Andrew T. Lincoln in his book entitled “Truth on Trial: The Lawsuit Motif in John’s Gospel,” makes a strong statement concerning John 9. He states that after Jesus is interrogated in chapter 8, the blind man in John 9 is also interrogated. I am leaning toward this statement as I investigate this chapter. As you know, Jesus was questioned concerning His identity in the previous chapter. This is repeated before Jesus performs a miracle in the life of the blind man in John 9:5. “Whoever follows me will never walk in darkness but will have the light of life” (8:12) (p.97) This claim is verified through the giving of sight to the blind. This will lead to the interrogation of the man. The imagery of light and darkness is not forgotten here. As followers, we may be subjected to this same questioning and subsequent persecution.
Mr. Lincoln deals with Chapter 9 separately in his work. It should be considered that it is a part of a “more extended unit that is completed in John 10.” This is noted in John 10:21. The themes of interrogation and judgment are continued through chapter 10. John’s fondness for groups of seven is evident in the structuring of the episode into seven scenes.
Verses 1-7, 8-12, 13-17, 18-23,24-34, 35-38, 39-41
The central scene is located in vv. 18-23. This passage suggests the perspective from which the episode is viewed. These passages underline the significance of the scene. The author gives an “inside view” of the parents’ fear filled response. Note verse 22 where it states that the Jews had already decided that if any Jew confessed Jesus as Messiah, they would be removed from the synagogue.

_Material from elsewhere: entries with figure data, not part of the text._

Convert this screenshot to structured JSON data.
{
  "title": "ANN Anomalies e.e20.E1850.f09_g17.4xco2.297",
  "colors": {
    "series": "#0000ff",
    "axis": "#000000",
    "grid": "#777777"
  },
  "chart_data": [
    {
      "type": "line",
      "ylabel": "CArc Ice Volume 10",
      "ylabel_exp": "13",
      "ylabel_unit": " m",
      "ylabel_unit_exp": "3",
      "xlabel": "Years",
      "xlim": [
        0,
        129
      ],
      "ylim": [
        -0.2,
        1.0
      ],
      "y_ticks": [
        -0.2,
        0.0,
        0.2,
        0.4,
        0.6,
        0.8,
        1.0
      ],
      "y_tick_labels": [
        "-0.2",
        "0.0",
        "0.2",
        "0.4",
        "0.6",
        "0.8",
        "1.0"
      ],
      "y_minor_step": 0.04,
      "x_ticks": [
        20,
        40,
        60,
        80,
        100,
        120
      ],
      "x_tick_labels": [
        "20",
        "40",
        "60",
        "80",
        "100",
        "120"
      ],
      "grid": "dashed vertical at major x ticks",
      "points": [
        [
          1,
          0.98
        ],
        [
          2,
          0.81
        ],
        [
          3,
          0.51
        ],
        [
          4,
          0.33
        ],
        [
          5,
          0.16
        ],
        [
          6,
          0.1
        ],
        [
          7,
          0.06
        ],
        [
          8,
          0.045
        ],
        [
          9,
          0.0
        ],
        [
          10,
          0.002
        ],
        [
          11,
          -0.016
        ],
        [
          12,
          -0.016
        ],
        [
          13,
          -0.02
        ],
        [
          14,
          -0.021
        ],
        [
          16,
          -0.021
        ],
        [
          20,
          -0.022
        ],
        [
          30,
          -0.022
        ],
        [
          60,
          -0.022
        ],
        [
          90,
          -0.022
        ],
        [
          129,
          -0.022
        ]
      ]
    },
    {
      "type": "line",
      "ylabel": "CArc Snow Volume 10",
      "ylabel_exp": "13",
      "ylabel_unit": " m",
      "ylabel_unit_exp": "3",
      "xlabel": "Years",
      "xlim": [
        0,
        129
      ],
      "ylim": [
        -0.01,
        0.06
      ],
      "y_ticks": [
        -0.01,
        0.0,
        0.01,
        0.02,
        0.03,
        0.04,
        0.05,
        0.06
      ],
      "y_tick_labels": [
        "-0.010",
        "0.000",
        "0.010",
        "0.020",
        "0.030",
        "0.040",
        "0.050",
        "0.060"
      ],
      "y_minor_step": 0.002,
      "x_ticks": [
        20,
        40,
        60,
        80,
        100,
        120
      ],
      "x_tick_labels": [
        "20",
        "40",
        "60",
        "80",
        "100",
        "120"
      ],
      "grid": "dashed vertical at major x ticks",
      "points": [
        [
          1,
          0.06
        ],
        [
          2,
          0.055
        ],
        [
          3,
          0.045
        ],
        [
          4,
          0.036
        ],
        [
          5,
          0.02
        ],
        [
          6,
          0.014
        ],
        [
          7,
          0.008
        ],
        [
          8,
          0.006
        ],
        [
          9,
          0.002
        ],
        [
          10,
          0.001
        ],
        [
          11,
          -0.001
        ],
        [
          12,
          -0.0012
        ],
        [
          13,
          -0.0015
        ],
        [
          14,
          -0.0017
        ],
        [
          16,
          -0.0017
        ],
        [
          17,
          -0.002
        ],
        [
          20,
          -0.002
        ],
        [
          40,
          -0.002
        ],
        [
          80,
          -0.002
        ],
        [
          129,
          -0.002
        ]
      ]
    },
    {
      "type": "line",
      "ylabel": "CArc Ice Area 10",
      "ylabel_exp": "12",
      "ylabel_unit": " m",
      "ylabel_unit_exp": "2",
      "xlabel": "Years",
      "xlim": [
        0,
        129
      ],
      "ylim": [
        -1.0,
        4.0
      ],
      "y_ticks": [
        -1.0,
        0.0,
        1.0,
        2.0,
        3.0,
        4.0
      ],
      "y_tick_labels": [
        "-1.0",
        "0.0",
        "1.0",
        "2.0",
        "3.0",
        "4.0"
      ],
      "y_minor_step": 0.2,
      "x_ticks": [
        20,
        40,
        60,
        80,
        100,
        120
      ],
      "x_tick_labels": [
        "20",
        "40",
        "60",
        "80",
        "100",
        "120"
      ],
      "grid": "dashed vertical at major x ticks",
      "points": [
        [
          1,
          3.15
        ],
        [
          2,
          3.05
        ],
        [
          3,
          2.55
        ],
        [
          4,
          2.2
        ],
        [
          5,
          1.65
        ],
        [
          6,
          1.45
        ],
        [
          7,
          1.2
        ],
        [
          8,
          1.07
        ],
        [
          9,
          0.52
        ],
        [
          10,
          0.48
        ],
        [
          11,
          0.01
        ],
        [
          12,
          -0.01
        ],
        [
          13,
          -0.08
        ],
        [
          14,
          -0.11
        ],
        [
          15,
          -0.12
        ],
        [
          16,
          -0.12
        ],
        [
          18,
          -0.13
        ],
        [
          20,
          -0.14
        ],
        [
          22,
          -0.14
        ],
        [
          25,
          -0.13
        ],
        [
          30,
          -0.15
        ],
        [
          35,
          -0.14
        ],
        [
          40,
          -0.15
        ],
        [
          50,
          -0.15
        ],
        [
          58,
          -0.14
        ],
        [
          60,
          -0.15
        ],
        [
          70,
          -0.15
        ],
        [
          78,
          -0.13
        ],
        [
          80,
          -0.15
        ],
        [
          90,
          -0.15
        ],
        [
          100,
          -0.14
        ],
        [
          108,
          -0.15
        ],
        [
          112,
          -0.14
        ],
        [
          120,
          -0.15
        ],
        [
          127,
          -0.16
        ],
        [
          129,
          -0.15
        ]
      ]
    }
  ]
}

The blind man is shown to represent two dramas: he is not just a individual who has been healed, but he is also the representative of those Jewish Christian readers who have been expelled from the synagogue because of their confession of Jesus as Messiah. The blind man was born blind, and now that he receives his sight. Therefore, he loses his place in the synagogue. True light had come dispelling spiritual darkness. When true spiritual light comes, it removes the spiritual fog and reveals the light of the gospel of Jesus Christ. This man’s character undergoes greater development than any other individual in John’s gospel.
Belief in Jesus brings the true light as noted in John 1. He represents the whole of humanity. Although the Jews say they see, they are really blind spiritually. This man not only sees naturally, but he sees spiritually. The Jewish religious leaders tell him to give God the glory. He does give God glory as revealed in the Son of God.